An Encounter with William Gladstone

In June 1891, William Gladstone, the former prime minister and in opposition until the following year, paid a visit to Holmbury St Mary, near Dorking in Surrey.  He attended church on Sunday, whilst staying as a guest of fellow politician, E. F. Leveson-Gower, whose family had first built a country house in the village in 1860 and had done much to promote the area as a country retreat for the wealthy but within easy travelling distance of London by railway.

In a report which appeared in several newspapers, on leaving church Gladstone was ‘accosted by a local carrier, attired in a smock frock’.  The carrier shaking hands with him,  ‘ventured a few remarks upon the poor-law out-relief system’, it would appear in much the same way that members of the public are now occasionally able to ambush electioneering politicians about various causes.  Gladstone had become more liberal over the course of his career, the investigative journalist, W T Stead summing this up in 1892:

At home his chief exploits have been the reform of the tariff, the establishment of Free Trade, and the repeal of the paper duty. He was the real author of the extension of the franchise to the workmen of the towns, and the actual author of the enfranchisement of the rural house holder. He established secret voting, and agreed to give effect to the Tory demand for single-member constituencies. It was in his administration that the first Education Act was passed, and that purchase in the Army was abolished. He has done his share in the liberation of labour from the Combination Laws, in the emancipation of the Jews, and in the repeal of University Tests.

W. T. Stead (The Review of Reviews, vol. V, May, 1892) p. 453.

The G.O.M., as the newspaper referred to him, that is the ‘Grand Old Man’, was seen as a friend of the working man in the days before the Labour Party, both in the town and country.  The carrier, emboldened by his first contact, and acting against type as a stupid, boorish smock-frock wearer, then wrote a letter to Gladstone outlining his ideas on the out-door relief system and the incumbent government proposals on it.  Delivering it to the house where Gladstone was staying, he also gave some home-made butter to Mrs Gladstone.

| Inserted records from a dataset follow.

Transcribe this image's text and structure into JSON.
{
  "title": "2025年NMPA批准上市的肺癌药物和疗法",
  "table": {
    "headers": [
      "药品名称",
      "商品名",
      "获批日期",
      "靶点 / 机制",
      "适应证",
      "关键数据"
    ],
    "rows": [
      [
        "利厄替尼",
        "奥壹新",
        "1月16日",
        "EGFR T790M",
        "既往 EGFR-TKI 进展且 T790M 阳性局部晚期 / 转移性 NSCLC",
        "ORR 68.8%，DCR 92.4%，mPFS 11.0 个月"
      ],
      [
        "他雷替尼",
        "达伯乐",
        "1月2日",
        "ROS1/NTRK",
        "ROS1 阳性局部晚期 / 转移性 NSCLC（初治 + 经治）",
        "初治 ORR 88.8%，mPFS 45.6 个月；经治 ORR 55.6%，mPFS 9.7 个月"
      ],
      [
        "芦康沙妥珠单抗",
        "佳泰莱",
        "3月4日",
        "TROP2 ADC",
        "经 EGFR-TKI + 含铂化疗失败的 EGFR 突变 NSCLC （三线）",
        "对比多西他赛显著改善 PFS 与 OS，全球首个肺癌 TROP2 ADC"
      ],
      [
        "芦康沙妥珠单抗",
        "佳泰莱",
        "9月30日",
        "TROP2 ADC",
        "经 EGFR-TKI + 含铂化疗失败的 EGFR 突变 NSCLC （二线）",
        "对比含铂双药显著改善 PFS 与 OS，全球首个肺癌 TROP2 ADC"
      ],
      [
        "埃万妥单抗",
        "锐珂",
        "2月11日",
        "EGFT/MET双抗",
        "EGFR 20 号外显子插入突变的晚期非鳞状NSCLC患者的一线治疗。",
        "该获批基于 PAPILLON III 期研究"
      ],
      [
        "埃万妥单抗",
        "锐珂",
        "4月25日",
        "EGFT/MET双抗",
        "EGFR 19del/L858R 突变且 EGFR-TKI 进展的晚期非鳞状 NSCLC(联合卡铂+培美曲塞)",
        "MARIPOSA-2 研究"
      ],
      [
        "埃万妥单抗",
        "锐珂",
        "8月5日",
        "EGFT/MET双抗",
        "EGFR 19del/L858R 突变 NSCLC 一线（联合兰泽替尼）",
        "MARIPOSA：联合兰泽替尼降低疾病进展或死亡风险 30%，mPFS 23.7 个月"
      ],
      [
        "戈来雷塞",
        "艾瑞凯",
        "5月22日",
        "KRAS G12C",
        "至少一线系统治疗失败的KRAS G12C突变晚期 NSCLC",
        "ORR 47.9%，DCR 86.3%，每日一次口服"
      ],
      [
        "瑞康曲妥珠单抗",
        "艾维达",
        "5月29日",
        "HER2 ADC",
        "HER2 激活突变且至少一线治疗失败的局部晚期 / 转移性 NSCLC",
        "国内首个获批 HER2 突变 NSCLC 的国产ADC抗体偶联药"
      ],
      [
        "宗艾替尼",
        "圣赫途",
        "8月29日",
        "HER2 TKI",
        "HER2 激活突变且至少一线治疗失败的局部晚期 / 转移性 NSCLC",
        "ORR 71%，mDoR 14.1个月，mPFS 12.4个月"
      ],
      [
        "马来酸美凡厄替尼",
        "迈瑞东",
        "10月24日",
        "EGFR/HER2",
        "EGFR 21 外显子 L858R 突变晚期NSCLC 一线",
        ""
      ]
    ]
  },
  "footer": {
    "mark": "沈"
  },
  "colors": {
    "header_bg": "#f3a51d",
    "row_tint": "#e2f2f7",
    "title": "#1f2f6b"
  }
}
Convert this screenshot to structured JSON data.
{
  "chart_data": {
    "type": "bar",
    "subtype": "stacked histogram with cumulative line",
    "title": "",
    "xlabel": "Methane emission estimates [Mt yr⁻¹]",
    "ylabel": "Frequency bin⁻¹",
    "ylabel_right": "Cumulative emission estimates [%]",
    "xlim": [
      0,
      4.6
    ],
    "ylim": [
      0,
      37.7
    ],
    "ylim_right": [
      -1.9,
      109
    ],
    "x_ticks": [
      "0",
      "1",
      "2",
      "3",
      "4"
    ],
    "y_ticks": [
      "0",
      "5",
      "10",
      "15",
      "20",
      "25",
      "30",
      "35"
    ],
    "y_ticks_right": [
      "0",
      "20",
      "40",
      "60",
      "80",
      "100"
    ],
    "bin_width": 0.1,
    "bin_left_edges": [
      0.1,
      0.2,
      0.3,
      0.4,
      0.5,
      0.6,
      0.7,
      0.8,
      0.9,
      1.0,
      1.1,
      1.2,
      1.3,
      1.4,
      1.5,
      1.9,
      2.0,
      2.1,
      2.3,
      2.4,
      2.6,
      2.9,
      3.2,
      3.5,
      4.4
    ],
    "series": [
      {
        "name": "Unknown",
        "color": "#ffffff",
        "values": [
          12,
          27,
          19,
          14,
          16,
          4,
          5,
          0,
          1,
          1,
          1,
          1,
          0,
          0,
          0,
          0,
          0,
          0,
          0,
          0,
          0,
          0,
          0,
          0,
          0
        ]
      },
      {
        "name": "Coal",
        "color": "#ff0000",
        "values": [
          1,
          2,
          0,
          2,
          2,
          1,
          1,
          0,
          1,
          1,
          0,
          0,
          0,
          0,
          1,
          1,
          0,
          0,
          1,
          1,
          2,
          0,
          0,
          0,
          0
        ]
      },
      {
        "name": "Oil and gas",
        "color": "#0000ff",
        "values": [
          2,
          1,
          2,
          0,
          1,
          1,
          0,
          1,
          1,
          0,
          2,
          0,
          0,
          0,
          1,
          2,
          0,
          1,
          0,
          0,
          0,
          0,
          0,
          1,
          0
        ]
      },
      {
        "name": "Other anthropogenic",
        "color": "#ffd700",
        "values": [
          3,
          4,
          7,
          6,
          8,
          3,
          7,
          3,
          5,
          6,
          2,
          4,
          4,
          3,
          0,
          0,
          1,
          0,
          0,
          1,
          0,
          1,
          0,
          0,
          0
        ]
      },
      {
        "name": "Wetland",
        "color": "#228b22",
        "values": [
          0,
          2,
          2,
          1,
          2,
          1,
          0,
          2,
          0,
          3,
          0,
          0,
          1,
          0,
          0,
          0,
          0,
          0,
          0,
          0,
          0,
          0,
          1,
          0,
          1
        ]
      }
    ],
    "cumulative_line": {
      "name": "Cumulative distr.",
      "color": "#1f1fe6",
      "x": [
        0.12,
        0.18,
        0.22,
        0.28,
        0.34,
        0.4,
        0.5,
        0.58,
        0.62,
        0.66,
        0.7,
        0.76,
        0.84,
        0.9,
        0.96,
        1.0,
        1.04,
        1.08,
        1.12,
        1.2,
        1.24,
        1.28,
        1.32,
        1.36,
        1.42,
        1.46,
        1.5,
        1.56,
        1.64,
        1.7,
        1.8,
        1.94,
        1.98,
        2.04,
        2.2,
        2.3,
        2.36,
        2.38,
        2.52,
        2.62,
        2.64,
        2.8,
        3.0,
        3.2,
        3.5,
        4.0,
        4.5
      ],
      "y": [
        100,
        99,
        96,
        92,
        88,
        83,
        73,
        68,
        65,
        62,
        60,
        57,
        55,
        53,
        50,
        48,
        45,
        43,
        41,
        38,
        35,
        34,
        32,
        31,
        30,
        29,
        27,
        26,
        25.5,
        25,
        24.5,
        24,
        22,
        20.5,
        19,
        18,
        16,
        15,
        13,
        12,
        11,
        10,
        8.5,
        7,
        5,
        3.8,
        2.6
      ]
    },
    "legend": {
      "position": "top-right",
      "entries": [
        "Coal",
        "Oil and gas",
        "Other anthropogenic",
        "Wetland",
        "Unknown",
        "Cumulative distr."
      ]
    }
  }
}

Both the letter and the butter were acknowledged by Mrs Gladstone, but nothing was heard from the G.O.M. himself, the newspaper reports suggesting that maybe he had run out of his postcards.  Gladstone was a well-known user of postcards and many survive from his hand. Growing in popularity since the Newspaper Postage Bill of 1870, postcards were at first seen as ridiculous, having no privacy, insulting in their briefness to the receiver, and debasing the art of letter writing with their necessary brevity.  For Gladstone, the economy of both the space and the cost seemingly appealed to him and he used them widely.  The Times reported on the history of the postcard on 1 November 1899, noting that Gladstone had ‘made countless numbers happy by the receipt of a card bearing his well-known writing’.  Thus by the end of the nineteenth century, they were seen as ‘most useful’ and ‘indispensable’, the text messages of their day perhaps?  The newspaper report in 1891 remarked somewhat sardonically about this encounter in Surrey however, that Gladstone ‘ought to have sent his customary postcard giving his views on butter-making’ to the carrier.  Although a swipe at Gladstone, it also perhaps, backhandedly, re-enforced the view for newspaper readers about those wearing smock frocks – they would understand comments about butter making, not Gladstone’s answer to a query about poor law proposals, despite evidence to the contrary.